Russia has launched an investigation into the failed launch of a Soyuz rocket ferrying a crew to the International Space Station (ISS) which resulted in an emergency landing Thursday.
“Telemetry is being studied,” Roscosmos Director Dmitry Rogozin said in a statement. “Rescue services worked from the first second of the accident.”
NASA astronaut Nick Hague and Russian cosmonaut Alexey Ovchinin are in what NASA director Jim Bridenstine described as “good condition” after surviving an emergency landing following a booster failure on the rocket carrying them to the ISS.
“I’m grateful that everyone is safe,” Bridenstine said on Twitter.
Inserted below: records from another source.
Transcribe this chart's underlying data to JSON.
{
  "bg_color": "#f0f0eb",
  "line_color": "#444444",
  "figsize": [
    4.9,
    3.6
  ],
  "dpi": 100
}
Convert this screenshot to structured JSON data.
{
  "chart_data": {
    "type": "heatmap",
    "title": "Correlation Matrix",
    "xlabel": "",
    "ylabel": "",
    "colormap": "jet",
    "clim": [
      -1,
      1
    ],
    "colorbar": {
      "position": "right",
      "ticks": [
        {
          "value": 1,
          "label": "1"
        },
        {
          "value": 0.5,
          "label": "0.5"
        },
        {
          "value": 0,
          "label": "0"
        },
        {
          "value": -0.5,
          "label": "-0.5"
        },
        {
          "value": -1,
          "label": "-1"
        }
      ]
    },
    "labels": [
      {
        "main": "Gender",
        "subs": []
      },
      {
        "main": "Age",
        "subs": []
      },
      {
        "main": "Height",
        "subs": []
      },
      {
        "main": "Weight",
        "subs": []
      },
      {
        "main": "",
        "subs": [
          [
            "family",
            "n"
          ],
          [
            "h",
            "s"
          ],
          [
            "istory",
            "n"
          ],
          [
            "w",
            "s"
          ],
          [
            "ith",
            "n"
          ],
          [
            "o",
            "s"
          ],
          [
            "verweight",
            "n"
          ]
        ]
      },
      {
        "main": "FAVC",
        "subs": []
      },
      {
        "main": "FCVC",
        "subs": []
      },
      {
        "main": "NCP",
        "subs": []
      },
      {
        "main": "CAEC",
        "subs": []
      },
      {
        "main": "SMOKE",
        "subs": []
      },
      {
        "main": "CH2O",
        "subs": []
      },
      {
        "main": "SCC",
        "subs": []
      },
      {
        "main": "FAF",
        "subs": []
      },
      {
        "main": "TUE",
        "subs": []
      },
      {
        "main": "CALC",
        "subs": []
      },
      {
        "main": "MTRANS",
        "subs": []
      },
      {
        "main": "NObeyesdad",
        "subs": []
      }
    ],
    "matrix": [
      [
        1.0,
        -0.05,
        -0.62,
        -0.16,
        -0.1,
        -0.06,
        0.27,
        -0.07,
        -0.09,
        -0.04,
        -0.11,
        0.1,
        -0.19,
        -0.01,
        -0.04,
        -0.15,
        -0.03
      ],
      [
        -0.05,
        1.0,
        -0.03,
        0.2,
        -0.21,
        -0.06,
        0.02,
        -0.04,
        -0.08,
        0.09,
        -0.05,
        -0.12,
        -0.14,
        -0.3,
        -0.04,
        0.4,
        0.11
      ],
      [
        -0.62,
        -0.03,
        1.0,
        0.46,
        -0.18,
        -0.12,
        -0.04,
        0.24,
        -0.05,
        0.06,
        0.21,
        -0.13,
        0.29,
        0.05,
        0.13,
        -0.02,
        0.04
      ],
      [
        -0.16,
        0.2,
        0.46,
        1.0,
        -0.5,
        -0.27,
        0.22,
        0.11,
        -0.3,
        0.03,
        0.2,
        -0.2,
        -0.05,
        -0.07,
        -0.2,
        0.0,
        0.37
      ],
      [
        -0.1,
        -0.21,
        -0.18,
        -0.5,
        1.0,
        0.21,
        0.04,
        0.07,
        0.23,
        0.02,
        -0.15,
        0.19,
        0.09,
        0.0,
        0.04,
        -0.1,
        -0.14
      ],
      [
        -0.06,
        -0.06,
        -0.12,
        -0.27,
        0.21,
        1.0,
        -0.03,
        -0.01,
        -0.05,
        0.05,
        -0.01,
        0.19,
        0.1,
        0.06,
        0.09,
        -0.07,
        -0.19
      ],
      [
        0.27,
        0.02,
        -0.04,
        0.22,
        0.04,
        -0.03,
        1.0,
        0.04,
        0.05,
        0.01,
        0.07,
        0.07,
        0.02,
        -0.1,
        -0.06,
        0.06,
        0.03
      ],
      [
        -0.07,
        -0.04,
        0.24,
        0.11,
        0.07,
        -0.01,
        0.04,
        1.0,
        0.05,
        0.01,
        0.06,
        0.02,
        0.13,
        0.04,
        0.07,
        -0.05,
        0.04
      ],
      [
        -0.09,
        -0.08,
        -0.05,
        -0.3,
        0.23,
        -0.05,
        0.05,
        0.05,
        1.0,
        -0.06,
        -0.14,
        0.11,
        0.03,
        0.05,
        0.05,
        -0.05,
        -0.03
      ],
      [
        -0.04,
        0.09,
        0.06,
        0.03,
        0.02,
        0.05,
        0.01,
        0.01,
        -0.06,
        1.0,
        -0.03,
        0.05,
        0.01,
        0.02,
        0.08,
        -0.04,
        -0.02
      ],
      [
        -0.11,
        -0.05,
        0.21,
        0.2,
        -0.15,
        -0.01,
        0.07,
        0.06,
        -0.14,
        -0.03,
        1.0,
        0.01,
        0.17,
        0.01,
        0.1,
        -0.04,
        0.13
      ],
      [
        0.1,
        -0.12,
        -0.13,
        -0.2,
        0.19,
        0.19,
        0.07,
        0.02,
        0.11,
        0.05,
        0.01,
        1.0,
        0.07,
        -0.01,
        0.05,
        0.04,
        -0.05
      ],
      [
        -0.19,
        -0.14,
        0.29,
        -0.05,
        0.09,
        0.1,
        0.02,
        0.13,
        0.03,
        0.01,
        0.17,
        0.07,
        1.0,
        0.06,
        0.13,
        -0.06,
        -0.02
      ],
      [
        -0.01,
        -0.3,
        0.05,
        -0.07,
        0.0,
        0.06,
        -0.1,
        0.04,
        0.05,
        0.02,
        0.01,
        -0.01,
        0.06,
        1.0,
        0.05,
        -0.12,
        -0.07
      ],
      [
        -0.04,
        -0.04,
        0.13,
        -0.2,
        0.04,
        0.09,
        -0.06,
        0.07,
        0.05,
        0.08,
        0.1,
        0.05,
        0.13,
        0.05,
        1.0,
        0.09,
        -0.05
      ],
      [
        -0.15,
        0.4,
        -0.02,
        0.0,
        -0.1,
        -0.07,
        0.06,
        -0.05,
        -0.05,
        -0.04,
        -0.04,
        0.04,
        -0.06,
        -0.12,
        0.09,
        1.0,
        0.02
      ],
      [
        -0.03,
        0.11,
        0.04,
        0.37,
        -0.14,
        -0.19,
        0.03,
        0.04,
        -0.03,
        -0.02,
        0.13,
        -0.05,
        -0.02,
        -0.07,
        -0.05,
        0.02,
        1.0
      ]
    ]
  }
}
NASA and Roscosmos, the Russian space agency, pledged a thorough investigation after the aborted launch of a Russian Soyuz rocket. But the incident highlights recent tensions that have surfaced in a long-running collaboration in space between the US and Russia.
Kenny Todd, International Space Station Operations Integration Manager, said a Russian investigative commission will be “tasked with trying to understand exactly what happened and what recovery efforts are needed in order to get flying again.”
“We’ll expect to hear some details on that over the next few days from our Russian colleagues,” he told reporters. “We feel confident that our Russian colleagues will figure out what’s going on.”
The rocket was transporting Hague and Ovchinin from the Baikonur Cosmodrome in Kazakhstan for a six-month stay on the International Space Station. NASA currently depends on Russian Soyuz launch systems to ferry crew members to the station.
Collaboration between the US and Russian space agencies has largely steered clear of geopolitical controversies, despite a standoff between Washington and Moscow that has continued since Russia’s annexation of the Black Sea peninsula of Crimea from Ukraine in 2014 and allegations of Russian meddling in the 2016 US presidential election.